I am quite new to Scrapy and want to try the following: Extract some values from a webpage, store it in a variable and use it in my main script. Therefore I followed their tutorial and changed code for my purposes:
import scrapy
from scrapy.crawler import CrawlerProcess
class QuotesSpider(scrapy.Spider):
name = "quotes"
start_urls = [
'http://quotes.toscrape.com/page/1/'
]
custom_settings = {
'LOG_ENABLED': 'False',
}
def parse(self, response):
global title # This would work, but there should be a better way
title = response.css('title::text').extract_first()

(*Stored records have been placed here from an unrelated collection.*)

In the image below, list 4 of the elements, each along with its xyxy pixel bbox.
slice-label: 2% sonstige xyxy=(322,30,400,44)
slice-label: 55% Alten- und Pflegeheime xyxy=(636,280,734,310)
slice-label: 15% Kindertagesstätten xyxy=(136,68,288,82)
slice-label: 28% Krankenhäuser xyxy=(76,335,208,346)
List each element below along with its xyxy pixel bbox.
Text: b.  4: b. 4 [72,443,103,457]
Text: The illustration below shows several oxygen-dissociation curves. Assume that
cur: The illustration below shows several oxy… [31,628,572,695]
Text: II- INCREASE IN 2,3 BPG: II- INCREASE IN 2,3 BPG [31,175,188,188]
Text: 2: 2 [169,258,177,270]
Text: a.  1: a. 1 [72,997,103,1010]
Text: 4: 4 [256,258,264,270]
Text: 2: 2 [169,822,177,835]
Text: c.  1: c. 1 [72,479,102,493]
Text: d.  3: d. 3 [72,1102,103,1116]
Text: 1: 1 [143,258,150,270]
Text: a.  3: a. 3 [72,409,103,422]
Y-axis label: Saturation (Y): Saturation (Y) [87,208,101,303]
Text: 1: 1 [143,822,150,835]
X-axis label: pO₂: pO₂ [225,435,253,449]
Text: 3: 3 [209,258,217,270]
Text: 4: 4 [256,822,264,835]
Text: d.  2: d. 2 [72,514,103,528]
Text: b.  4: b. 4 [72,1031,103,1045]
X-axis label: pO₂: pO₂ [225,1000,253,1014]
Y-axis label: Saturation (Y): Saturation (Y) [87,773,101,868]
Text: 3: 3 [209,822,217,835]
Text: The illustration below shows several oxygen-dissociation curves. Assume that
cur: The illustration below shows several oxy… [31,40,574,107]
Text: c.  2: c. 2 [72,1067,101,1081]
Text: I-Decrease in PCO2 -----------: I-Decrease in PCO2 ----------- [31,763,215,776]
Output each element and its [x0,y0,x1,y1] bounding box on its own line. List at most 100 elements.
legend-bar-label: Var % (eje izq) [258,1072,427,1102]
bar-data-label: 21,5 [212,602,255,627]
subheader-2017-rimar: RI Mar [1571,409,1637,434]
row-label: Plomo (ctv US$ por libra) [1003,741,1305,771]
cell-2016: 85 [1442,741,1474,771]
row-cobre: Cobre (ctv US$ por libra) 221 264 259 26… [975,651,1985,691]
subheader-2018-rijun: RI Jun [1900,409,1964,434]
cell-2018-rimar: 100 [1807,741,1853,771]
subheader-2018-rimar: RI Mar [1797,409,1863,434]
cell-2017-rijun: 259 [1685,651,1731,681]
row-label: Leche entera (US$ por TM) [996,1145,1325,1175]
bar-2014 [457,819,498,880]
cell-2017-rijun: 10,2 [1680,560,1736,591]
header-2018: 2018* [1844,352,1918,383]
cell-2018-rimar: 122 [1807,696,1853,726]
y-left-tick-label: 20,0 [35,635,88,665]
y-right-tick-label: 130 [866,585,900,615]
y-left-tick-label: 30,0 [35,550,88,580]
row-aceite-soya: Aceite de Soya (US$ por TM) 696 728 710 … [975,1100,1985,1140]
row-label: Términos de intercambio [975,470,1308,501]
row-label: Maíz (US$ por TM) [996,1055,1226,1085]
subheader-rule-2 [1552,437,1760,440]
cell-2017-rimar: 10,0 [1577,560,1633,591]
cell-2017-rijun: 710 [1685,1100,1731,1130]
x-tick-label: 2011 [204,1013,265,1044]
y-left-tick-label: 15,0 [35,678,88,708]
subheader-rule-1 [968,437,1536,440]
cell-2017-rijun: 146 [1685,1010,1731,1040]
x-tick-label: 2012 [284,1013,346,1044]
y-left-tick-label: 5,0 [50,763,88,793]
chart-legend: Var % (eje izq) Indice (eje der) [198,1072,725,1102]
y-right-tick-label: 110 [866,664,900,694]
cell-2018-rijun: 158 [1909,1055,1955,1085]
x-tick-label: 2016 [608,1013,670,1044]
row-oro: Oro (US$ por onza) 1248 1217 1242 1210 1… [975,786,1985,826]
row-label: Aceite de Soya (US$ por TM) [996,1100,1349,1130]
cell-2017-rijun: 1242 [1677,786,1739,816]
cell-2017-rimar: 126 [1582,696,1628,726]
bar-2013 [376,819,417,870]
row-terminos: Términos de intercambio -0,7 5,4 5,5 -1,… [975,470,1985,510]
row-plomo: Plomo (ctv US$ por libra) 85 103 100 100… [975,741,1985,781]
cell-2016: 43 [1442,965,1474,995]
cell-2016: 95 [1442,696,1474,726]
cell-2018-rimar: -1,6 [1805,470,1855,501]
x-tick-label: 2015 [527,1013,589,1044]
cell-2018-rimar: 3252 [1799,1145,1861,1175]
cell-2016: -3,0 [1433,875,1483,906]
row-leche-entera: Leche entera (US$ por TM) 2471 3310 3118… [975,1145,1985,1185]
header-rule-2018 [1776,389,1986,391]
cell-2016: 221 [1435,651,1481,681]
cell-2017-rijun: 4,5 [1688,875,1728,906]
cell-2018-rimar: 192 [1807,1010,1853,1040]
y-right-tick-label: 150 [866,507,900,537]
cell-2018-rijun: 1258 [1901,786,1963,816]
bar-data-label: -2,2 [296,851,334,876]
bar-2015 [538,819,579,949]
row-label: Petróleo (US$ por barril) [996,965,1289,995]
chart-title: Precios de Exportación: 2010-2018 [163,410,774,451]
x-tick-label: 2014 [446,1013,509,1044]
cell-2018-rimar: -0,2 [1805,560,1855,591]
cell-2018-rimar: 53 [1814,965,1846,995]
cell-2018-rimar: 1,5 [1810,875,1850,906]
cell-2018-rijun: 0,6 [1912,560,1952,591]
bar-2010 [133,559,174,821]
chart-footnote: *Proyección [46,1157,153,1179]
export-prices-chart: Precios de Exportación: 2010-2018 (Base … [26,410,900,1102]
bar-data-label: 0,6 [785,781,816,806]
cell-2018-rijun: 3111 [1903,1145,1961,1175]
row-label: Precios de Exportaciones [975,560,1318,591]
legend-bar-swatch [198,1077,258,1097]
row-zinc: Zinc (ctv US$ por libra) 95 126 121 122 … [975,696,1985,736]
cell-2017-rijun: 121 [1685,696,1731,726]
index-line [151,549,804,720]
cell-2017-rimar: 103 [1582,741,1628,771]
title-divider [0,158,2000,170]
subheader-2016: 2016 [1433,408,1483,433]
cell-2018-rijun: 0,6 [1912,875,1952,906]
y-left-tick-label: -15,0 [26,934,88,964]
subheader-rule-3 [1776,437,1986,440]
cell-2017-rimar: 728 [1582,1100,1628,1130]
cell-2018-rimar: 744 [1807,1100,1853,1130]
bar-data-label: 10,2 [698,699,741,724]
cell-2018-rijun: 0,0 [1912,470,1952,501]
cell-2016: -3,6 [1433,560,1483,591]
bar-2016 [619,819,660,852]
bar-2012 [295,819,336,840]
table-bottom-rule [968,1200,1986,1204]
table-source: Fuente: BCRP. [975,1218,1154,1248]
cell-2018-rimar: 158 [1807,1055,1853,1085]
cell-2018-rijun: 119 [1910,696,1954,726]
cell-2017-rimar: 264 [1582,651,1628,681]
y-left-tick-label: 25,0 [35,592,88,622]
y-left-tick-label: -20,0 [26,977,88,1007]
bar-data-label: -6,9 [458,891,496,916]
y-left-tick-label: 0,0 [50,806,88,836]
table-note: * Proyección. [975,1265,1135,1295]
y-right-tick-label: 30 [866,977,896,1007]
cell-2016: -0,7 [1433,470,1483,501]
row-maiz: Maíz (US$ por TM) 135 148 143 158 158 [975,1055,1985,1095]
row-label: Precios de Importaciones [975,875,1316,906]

process = CrawlerProcess({
'USER_AGENT': 'Mozilla/4.0 (compatible; MSIE 7.0; Windows NT 5.1)'
})
process.crawl(QuotesSpider)
process.start() # the script will block here until the crawling is finished
print(title) # Verify if it works and do some other actions later on...
This would work so far, but I am pretty sure it is not a good style, or even has some bad side effects if I define the title variable as global. If I skip that line, then I get the "undefined variable" error of course :/ Therefore I am searching for a way to return the variable and use it in my main script.
I have read about item pipeline but I was not able to make it work.
Any help/ideas are heavily appreciated :) Thanks in advance!